La sociedad del cansancio es fruto de que actualmente nos faltan valores verdaderamente civilizatorios, que son los valores morales y espirituales, y nos sobra mucho de lo que a lo largo de la historia ha tumbado las grandes civilizaciones: vanidad, egoísmo y materialismo. Y el futuro no será muy distinto del presente si no hay un planteamiento diferente de los valores.
La forma de vivir hoy en día continuamente nos lleva al caos psicológico, el multitasking nos desordena y sigue priorizando el individualismo. Debemos poner orden para convertir el caos en cosmos.
La palabra orden hoy en día, en términos generales, no está muy bien vista por las connotaciones que tiene de rígida y militarista. Pero deberíamos recuperarla y aplicarla en nuestras vidas. Poner orden en nuestra psique es priorizar nuestras ideas y actividades y saber esperar. A nivel mental, nuestras ideas rigen nuestra vida y nuestro comportamiento; por eso es importante tenerlas ordenadas, para que den ritmo a nuestra vida. Si tenemos las ideas claras y ordenadas, nuestro comportamiento fluirá al ritmo de nuestra vida.
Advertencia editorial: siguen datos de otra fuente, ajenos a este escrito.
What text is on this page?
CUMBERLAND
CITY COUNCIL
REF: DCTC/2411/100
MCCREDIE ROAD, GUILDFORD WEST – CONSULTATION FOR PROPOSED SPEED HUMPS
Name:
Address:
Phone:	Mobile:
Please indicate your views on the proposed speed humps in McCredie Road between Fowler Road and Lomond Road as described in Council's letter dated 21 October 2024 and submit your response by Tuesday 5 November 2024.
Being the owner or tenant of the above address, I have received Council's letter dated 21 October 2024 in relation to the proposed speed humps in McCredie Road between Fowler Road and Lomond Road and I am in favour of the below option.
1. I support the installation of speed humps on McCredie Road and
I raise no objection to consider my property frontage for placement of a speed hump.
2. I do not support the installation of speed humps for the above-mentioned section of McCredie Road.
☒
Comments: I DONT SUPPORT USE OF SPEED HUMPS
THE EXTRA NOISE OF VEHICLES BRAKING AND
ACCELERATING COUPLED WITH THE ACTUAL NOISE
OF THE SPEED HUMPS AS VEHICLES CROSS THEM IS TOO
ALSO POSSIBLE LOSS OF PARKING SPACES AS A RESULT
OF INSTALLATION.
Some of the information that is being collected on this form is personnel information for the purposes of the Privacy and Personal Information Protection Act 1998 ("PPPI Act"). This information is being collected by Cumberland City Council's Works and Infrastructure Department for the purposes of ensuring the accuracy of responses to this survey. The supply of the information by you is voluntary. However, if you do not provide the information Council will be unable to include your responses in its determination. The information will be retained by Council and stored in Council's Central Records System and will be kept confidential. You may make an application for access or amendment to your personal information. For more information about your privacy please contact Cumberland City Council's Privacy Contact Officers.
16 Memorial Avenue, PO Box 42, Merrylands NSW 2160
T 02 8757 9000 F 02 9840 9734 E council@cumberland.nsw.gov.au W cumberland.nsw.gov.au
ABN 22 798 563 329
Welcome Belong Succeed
Seguiremos teniendo arritmias, pero serán menos agudas y nos será más fácil volver a nuestro ritmo vital.
¿Y cómo hacemos para tener las ideas claras en medio del caos y el «nada es imposible»? Pues, como nos dice Delia Steinberg Guzmán, haciendo de nuestro corazón un instrumento de siete cuerdas, donde la cuarta sea la que nos dé el equilibrio y el buen sonido. Y para ello, Delia nos da una muy buena herramienta: la cordura.
La cordura nos da el don de escuchar, los cuerdos saben escuchar. También nos da una visión objetiva de las cosas. En un mundo tan injusto como el que vivimos, la objetividad es muy importante para volver a la justicia.
La cordura nos ayuda a moldear nuestras ambiciones hacia el ser (nuestra parte más espiritual) y no hacia el tener (reflejo de nuestra parte más material).
La cordura nos infunde valor para mantenernos firmes en nuestros ideales, porque en una sociedad tan superficial y líquida como la que vivimos, el mantenerse firme en las propias convicciones requiere mucha valentía, y con ello evita que nuestra alma se infarte, porque nos mantendremos fieles a ella.
La cordura nos acerca a la felicidad, porque el equilibrio que nos proporciona nos hace apreciar cada minuto de la vida haciéndola más intensa y maravillosa.
Debemos recordar que la eternidad se manifiesta en la valorización de cada uno de los instantes de la vida y, para poderlo hacer, debemos parar y reflexionar, al menos de vez en cuando.
La vida es un compromiso en sí misma que debemos asumir, de nosotros depende hacerlo bien o mal. La cordura nos facilita la responsabilidad necesaria para reconocer nuestros compromisos y mantenernos fieles a ellos, y al mismo tiempo, nos abrirá la conciencia y nos ayudará a detenernos manteniéndonos firmes en medio de la vorágine que nos rodea; entonces nos daremos cuenta de que no estamos solos.
«Pensar una cosa una vez es precipitado, pensarla tres veces es exagerado, pensarla dos veces es justo» (Confucio).
Vale la pena pararse a pensar dos veces una cosa, poner atención plena o profunda en ello y no dejarse llevar por el torbellino del «sí puedo». Decir «no puedo», en muchas ocasiones, es más humano que decir «sí puedo».
Bibliografía
La sociedad del cansancio. Byung-Chul Han. Editorial: Herder.